LONDON: Video clips from Iran show its people celebrating after the national football team’s 6-2 defeat against England at the FIFA World Cup on Monday, the Daily Mail reported.
The reaction came after months of unrest in the country and nationwide clashes between government forces and protesters.
One video shows a man on the back of a moped riding through the streets of Tehran with a Union Jack flag draped over his shoulders.
The man who captured the video said: “People are happy because of England’s victory.”
Another clip from the Iranian capital shows people cheering around suburban apartments at the time of the 6-2 reverse.
Kamran, an academic in Mazandaran Province, said: “The protest movement has overshadowed football. I want Iran to lose these games.”
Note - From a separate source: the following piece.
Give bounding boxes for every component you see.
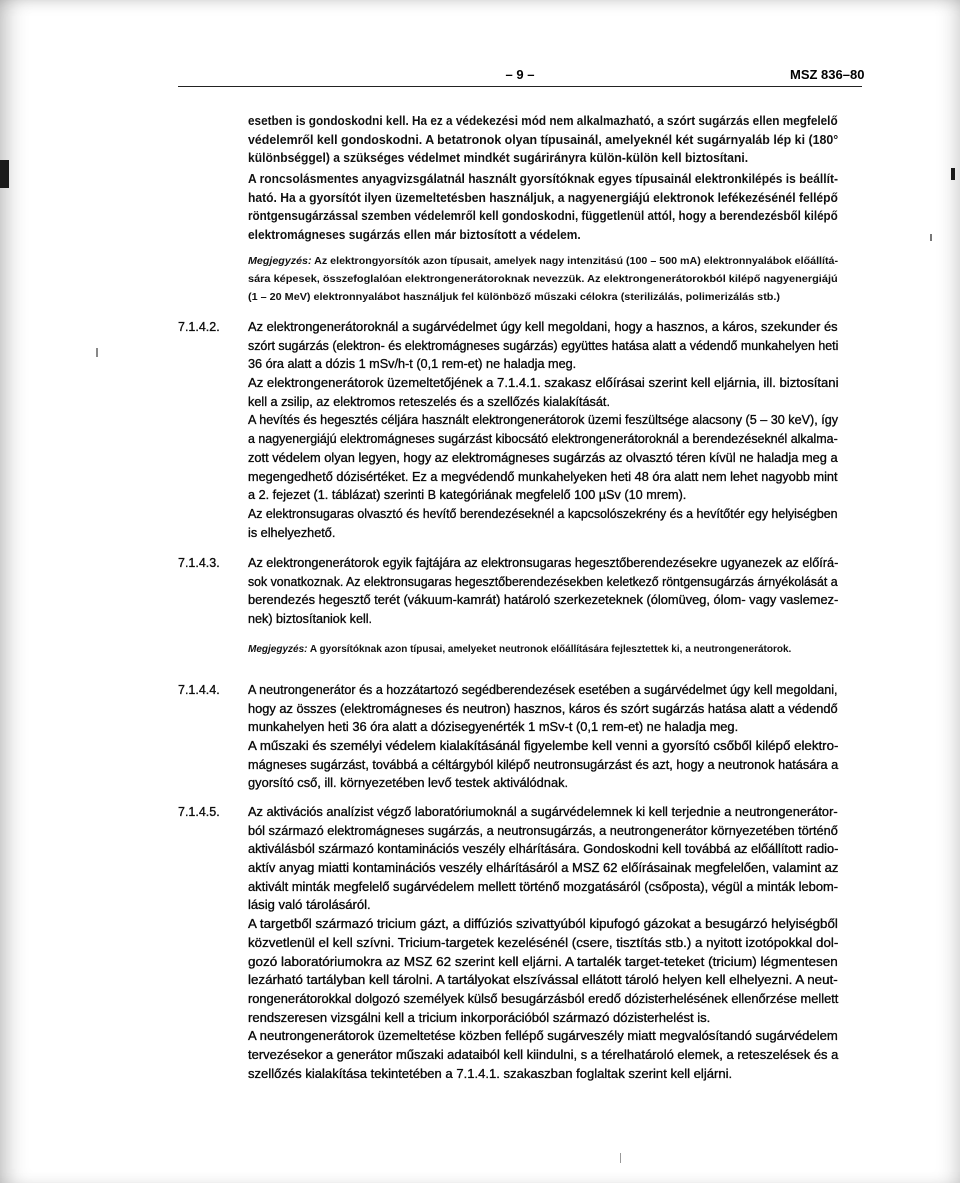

Many Iranian supporters who attended the match in Doha wore clothing or carried signs printed with the popular anti-regime slogan “women, life, freedom.”
The Iran team refused to sing the country’s national anthem before the match, a move that could carry consequences when the players return home after the tournament.
Captain Ehsan Hajsafi said in a press conference yesterday: “We have to accept that conditions in our country are not right and our people are not happy.
“They should know that we are with them. And we support them. And we sympathize with them regarding the conditions.”
Catherine Perez-Shakdam, an Iranian at the UK-based Henry Jackson Society, told the Daily Mail that the Iranian team and fans will likely face punishment for defying the Tehran regime.
She added: “The refusal by Iran’s football team not to sing the Islamic Republic’s national anthem will be a decision the players will pay for dearly.
“Similarly, any Iranian fan identified by the regime for booing the anthem will also face being severely punished. This is the brutal reality of modern-day Iran.
“Iran’s players may have forfeited more than just their freedom today; and their lives may not be the only ones on the line.
“Indeed, the regime has demonstrated a particular propensity to target dissidents’ family members and in doing so deter others from voicing their opinions.
“Given Iran’s horrendous track record, it stands to note that the players and fans who today shunned the regime knew full well about the risks they faced.
“Such courage and dignity in the face of absolutism most certainly deserves our full recognition.”
Anusha, 17, said that the mood around Iran meant that many people were now willing to support the Iranian football team’s opponents.
The schoolgirl said: “A few months ago I would have said of course I want Iran to win against England and America.
“Now, it’s strange. I really don’t care.”